At the time of writing, a ceasefire was providing welcome relief to citizens on both sides but any prospect of a peaceful solution to this decades-long conflict was looking unlikely.

It brought back memories of my time as a volunteer on a kibbutz in the Negev desert where Palestinian Arabs from the Gaza strip would be bussed in each day for labouring work. Back then I was able to travel on weekends to their homes in the coastal town of Gaza and meet their families – a far cry from the blockade imposed on the region by the Israeli Government after Hamas took control in 2007.

Living in Israel was a massive eye-opener for a young, naïve journalism graduate from Adelaide; I celebrated my 21st on the kibbutz on June 7, just one day after war broke out between Israel and Lebanon, prompting most of the young men on the kibbutz to be conscripted for service.

I hitch-hiked to the north of the country and got a lift in an army truck to a base in the Golan Heights where I sneakily took some fairly interesting photos (I was an aspiring journalist remember) of the army base and a katyusha rocket on the border with Lebanon. Not surprisingly, those photos got me in trouble a few months later when I travelled to Egypt and on my way back to the kibbutz in Israel I was stopped at the Gaza checkpoint and interrogated about the curious contents of my rucksack.

It all seems ridiculously risky now and if one of my kids did what I did back then, God knows how I would react. Fortunately there was little communication with my folks back home and when the letters did finally reach Adelaide it was far too late for them to worry.

Sadly the problems that beset the Holy Land in 1982 and before have not gone away.

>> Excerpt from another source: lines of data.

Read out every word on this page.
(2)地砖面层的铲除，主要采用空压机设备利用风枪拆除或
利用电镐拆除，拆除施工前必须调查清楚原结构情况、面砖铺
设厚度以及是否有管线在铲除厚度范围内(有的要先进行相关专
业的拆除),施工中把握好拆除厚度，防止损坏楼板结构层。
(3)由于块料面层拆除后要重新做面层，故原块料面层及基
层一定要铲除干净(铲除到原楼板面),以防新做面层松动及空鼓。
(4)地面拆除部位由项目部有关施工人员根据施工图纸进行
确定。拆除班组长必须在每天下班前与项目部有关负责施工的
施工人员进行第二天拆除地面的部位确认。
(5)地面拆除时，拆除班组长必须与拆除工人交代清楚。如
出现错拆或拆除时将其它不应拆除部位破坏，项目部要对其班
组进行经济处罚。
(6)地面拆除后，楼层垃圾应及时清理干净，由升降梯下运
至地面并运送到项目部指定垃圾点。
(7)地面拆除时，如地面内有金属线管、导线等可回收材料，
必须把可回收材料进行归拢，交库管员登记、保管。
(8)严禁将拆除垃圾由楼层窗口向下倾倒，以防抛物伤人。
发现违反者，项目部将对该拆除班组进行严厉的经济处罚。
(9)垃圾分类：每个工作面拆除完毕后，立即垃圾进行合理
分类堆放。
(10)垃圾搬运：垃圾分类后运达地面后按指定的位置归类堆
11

The situation in northern Ethiopia, while much less known by the rest of the world, is also a case of innocent people again getting caught up in a long and bloody conflict. Last year the Ethiopian regime launched an offensive against the Tigray People’s Liberation Front which has been fighting for regional autonomy since the 1970s.

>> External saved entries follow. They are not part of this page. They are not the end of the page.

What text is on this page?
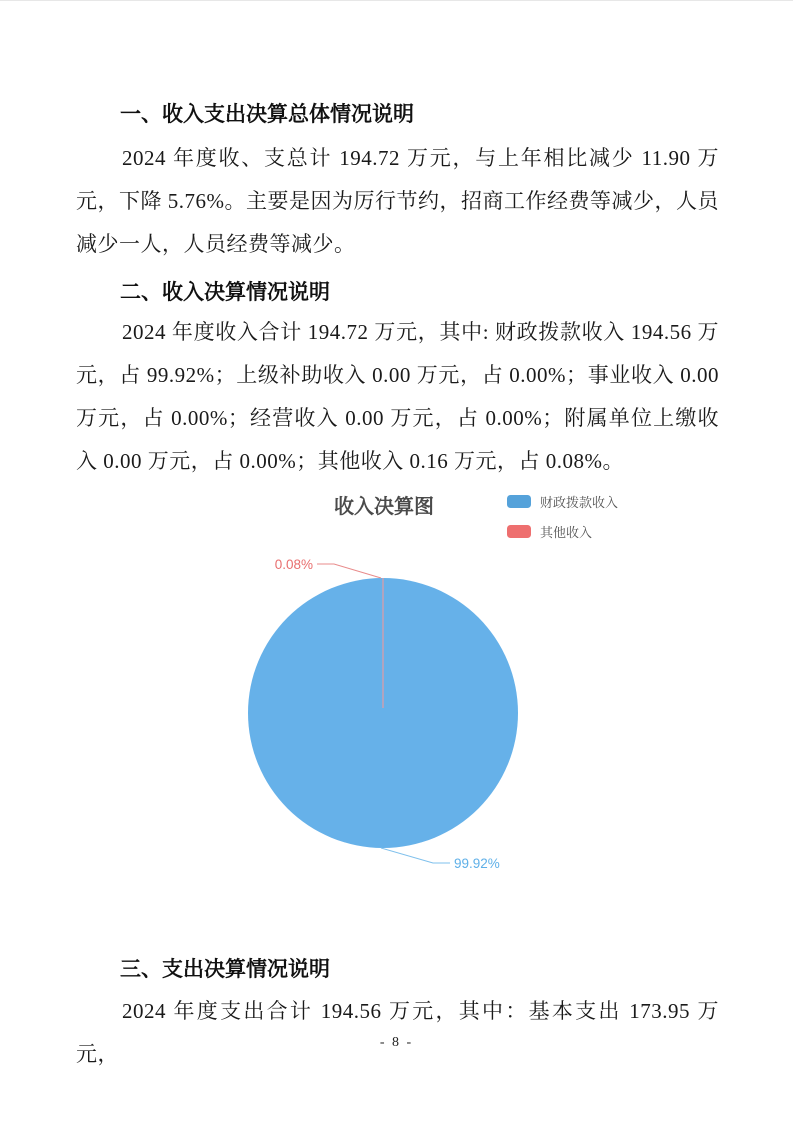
一、收入支出决算总体情况说明
2024 年度收、支总计 194.72 万元，与上年相比减少 11.90 万元，下降 5.76%。主要是因为厉行节约，招商工作经费等减少，人员减少一人，人员经费等减少。
二、收入决算情况说明
2024 年度收入合计 194.72 万元，其中: 财政拨款收入 194.56 万元，占 99.92%；上级补助收入 0.00 万元，占 0.00%；事业收入 0.00 万元，占 0.00%；经营收入 0.00 万元，占 0.00%；附属单位上缴收入 0.00 万元，占 0.00%；其他收入 0.16 万元，占 0.08%。
收入决算图	财政拨款收入
其他收入
0.08%
99.92%
三、支出决算情况说明
2024 年度支出合计 194.56 万元，其中：基本支出 173.95 万元，	- 8 -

While journalists are forbidden from entering the region, the United Nations says more than 5 million people, the great majority of Tigray’s population, urgently need assistance, and an estimated 1 to 2 million people have been displaced from their homes, with more than 63,000 fleeing to Sudan.

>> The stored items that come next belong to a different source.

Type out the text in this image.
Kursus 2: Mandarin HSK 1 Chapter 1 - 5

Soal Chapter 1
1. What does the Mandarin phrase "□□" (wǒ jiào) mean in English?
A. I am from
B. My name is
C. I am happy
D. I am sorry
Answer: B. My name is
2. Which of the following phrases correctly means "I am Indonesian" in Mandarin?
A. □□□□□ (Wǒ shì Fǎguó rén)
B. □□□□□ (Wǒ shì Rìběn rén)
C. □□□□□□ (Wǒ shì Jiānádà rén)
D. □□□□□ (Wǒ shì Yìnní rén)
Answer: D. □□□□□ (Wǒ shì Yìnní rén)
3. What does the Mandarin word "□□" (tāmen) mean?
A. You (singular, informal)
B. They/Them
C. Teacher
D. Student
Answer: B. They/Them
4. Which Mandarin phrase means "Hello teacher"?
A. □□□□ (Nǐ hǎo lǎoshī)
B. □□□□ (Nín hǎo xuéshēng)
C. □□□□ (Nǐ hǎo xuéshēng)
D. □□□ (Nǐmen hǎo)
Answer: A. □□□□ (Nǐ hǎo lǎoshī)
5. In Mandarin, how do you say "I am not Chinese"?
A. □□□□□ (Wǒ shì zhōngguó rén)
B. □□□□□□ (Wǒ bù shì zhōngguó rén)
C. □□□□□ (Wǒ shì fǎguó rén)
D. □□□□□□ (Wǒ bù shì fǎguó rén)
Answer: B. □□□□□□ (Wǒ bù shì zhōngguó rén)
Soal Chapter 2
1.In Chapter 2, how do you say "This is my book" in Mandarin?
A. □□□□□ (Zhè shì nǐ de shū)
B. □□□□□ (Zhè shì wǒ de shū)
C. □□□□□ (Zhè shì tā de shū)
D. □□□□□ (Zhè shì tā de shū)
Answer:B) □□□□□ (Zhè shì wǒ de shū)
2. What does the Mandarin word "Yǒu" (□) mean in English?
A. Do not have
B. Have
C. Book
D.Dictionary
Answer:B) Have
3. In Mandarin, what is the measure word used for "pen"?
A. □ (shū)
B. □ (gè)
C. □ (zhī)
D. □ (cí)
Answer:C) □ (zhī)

When I was living in Ethiopia in 1988-89, fighting between the Tigray rebels and President Mengistu’s forces was so close to where we were living in the northern province of Wollo that we could hear the sound of machine gun fire in the middle of the night. At one point my husband and I were evacuated from our United Nations Development Project compound to the capital of Addis Ababa and another time we were forced to sleep for several weeks in a ‘hotel’ in a village further away from the fighting. We found this a little strange as there was probably a greater risk of hitting a landmine on the way there and back than staying in one place.

It was a common occurrence to pass through checkpoints where machine gun-wielding soldiers caused us a degree of nervousness.

For the locals, the daily task of carrying large pots of water to their homes and eking out a meagre existence off the land overshadowed the threat of war. The resilience of these proud Ethiopian people and their wonderful hospitality towards we ‘forengees’ (foreigners) makes news of the current conflict all the more depressing.

Like the Palestinians in Gaza, they deserve peace. Let’s pray that one day soon it will come.